In other words, don't let events run your business. For example, in our business sustainable fishing feels like a massively important idea but, I'm a little less sure whether sustainable packaging is quite up there. When we make a decision to do something it will be based on enlightened self-interest and we'll do it well.

Linked to that is the more systematic measurement of social attitudes in planning, so that we don't get surprised by things that we shouldn't.


The third part of the relaunch is: trust consumers. It sounds like a bit of a platitude but it's all part of holding our nerve. If we are clear about what consumers really value, we don't have to worry about our brand's reputation being on a razor's edge all the time or if your supply chain isn't as professional as it could be.
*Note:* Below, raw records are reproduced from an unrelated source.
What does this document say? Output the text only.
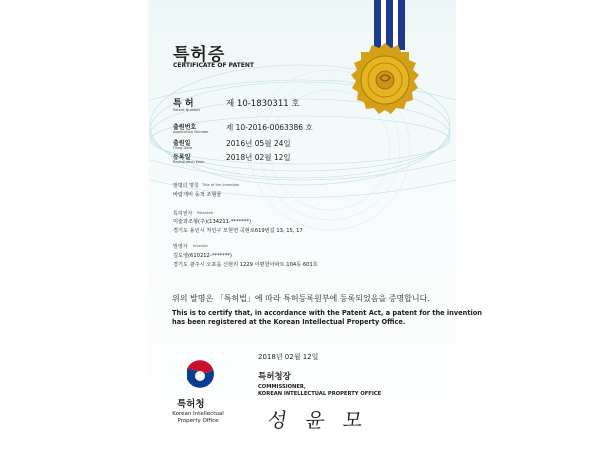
특허증
CERTIFICATE OF PATENT
특 허
Patent Number
제 10-1830311 호
출원번호
Application Number 제 10-2016-0063386 호
출원일
Filing Date	2016년 05월 24일
등록일
Registration Date	2018년 02월 12일
발명의 명칭 Title of the Invention
바람개비 동적 조형물
특허권자 Patentee
미술과조형(주)(134211-*******)
경기도 용인시 처인구 모현면 곡현로619번길 13, 15, 17
발명자 Inventor
김도영(610212-*******)
경기도 광주시 오포읍 신현리 1229 이편한아파트 104동 601호
위의 발명은 「특허법」에 따라 특허등록원부에 등록되었음을 증명합니다.
This is to certify that, in accordance with the Patent Act, a patent for the invention
has been registered at the Korean Intellectual Property Office.
2018년 02월 12일
특허청장
COMMISSIONER,
KOREAN INTELLECTUAL PROPERTY OFFICE
성 윤 모
특허청
Korean Intellectual Property Office
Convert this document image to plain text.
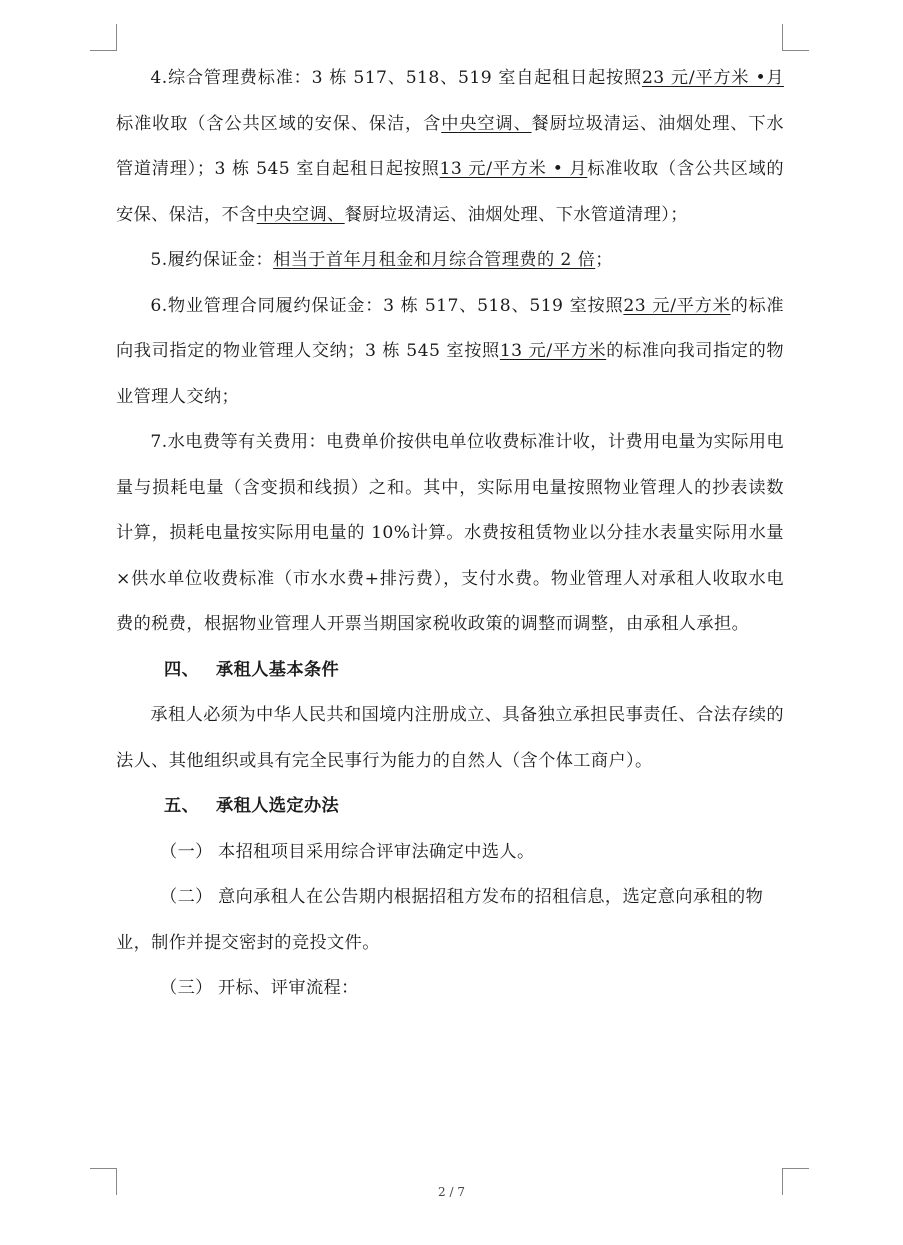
4.综合管理费标准：3 栋 517、518、519 室自起租日起按照23 元/平方米 •月标准收取（含公共区域的安保、保洁，含中央空调、餐厨垃圾清运、油烟处理、下水管道清理）；3 栋 545 室自起租日起按照13 元/平方米 • 月标准收取（含公共区域的安保、保洁，不含中央空调、餐厨垃圾清运、油烟处理、下水管道清理）；

5.履约保证金：相当于首年月租金和月综合管理费的 2 倍；

6.物业管理合同履约保证金：3 栋 517、518、519 室按照23 元/平方米的标准向我司指定的物业管理人交纳；3 栋 545 室按照13 元/平方米的标准向我司指定的物业管理人交纳；

7.水电费等有关费用：电费单价按供电单位收费标准计收，计费用电量为实际用电量与损耗电量（含变损和线损）之和。其中，实际用电量按照物业管理人的抄表读数计算，损耗电量按实际用电量的 10%计算。水费按租赁物业以分挂水表量实际用水量×供水单位收费标准（市水水费+排污费），支付水费。物业管理人对承租人收取水电费的税费，根据物业管理人开票当期国家税收政策的调整而调整，由承租人承担。

四、 承租人基本条件

承租人必须为中华人民共和国境内注册成立、具备独立承担民事责任、合法存续的法人、其他组织或具有完全民事行为能力的自然人（含个体工商户）。

五、 承租人选定办法

（一） 本招租项目采用综合评审法确定中选人。

（二） 意向承租人在公告期内根据招租方发布的招租信息，选定意向承租的物业，制作并提交密封的竞投文件。

（三） 开标、评审流程：

2 / 7
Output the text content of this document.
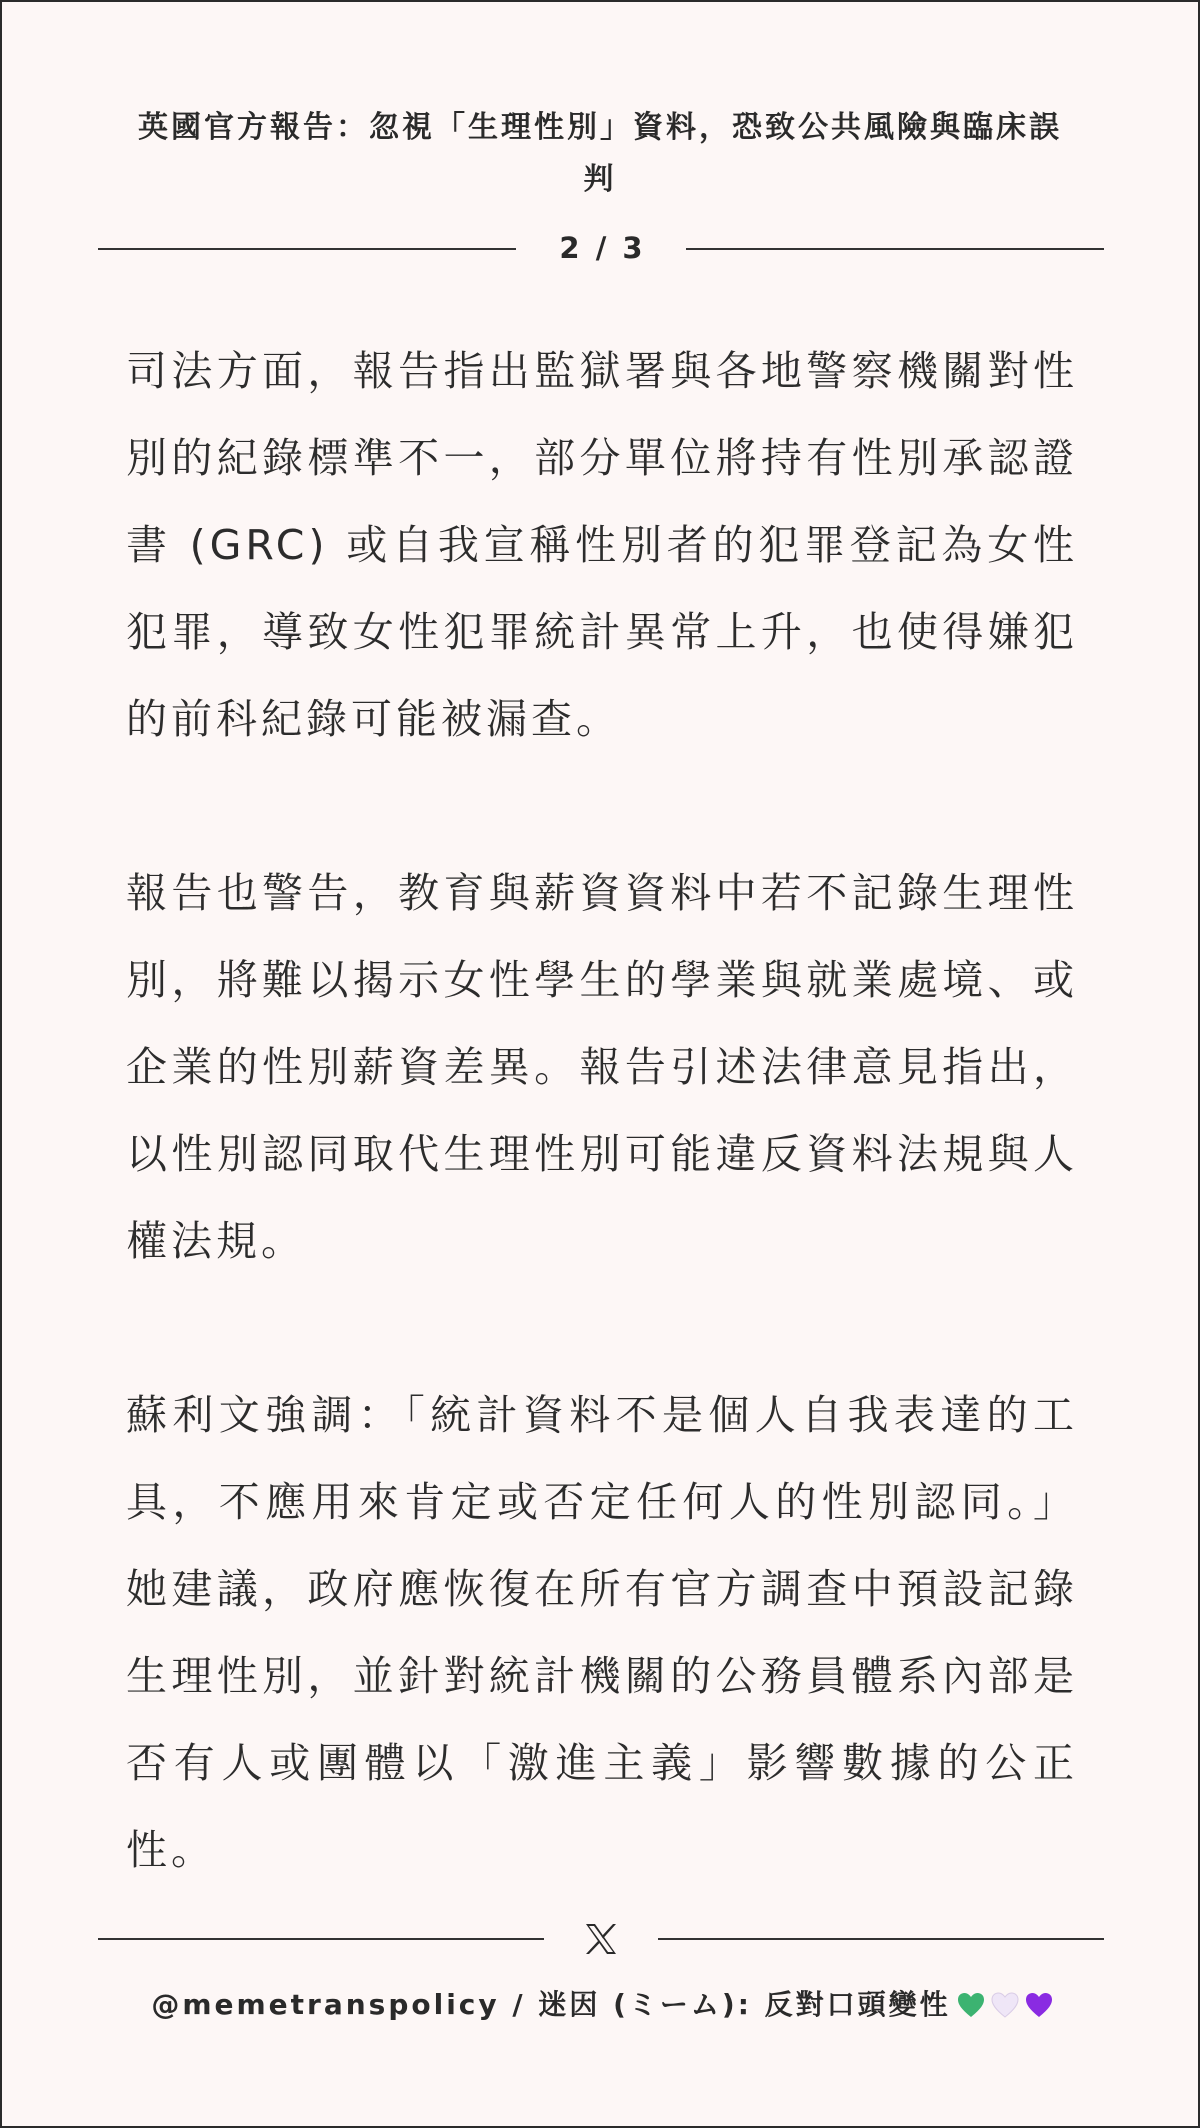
英國官方報告：忽視「生理性別」資料，恐致公共風險與臨床誤判
2 / 3

司法方面，報告指出監獄署與各地警察機關對性別的紀錄標準不一，部分單位將持有性別承認證書 (GRC) 或自我宣稱性別者的犯罪登記為女性犯罪，導致女性犯罪統計異常上升，也使得嫌犯的前科紀錄可能被漏查。

報告也警告，教育與薪資資料中若不記錄生理性別，將難以揭示女性學生的學業與就業處境、或企業的性別薪資差異。報告引述法律意見指出，以性別認同取代生理性別可能違反資料法規與人權法規。

蘇利文強調：「統計資料不是個人自我表達的工具，不應用來肯定或否定任何人的性別認同。」她建議，政府應恢復在所有官方調查中預設記錄生理性別，並針對統計機關的公務員體系內部是否有人或團體以「激進主義」影響數據的公正性。

@memetranspolicy / 迷因 (ミーム): 反對口頭變性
Consumers don't suddenly shift if fundamentally the proposition is right.

We need to understand what the consumers really value versus what they say is important. How can we improve fish fingers we ask people? 'Make them twice as big and half the price please'. If you unthinkingly do what consumers ask, you go out of business. It's all about managing trade-off.


The fourth part of the relaunch is to recognise that private equity – if it owns your business – represents an opportunity. There's no way that a business that goes up for auction with private equity can be justified by cost savings alone. So the only way for 99% of any private equity deal to work is to create value and you create value through building demand.

So there's a unity of self-interest. In my case, it's not because anyone in Primera or CVC has got the remotest interest in the process, in the philosophy or in the craft of building brands: they don't. They are business people and are quite cold and calculating. But if you've got a business that is growing sustainably and is underpinned by a good level of advertising and promotional support you will get a higher price for it than for one that has had the guts ripped out of it.

In fact, what has been quite beneficial about private equity in my new business is that while they're neutral about how you get growth, there is a great culture of measurement. There is an almost naive curiosity about how these measurements work. So this culture of measurement of brands has been a good thing and, consequently, private equity is a non-issue when it comes to the pressures facing marketing.


The final thing is that managing a brand is a bit like how you should manage your own life in the sense of trying to achieve balance. We know what an unhealthy lifestyle in brand management looks like: it's obsessed with extremes – either too focused on the long term or too focused on the short term.

So we've got to achieve a balance that tells us what the right short-term measures are and, at the same time, what the prospects are for longer payback. We need a balanced lifestyle, because if we don't we're going to fail.

This article featured in Market Leader, Autumn 2007.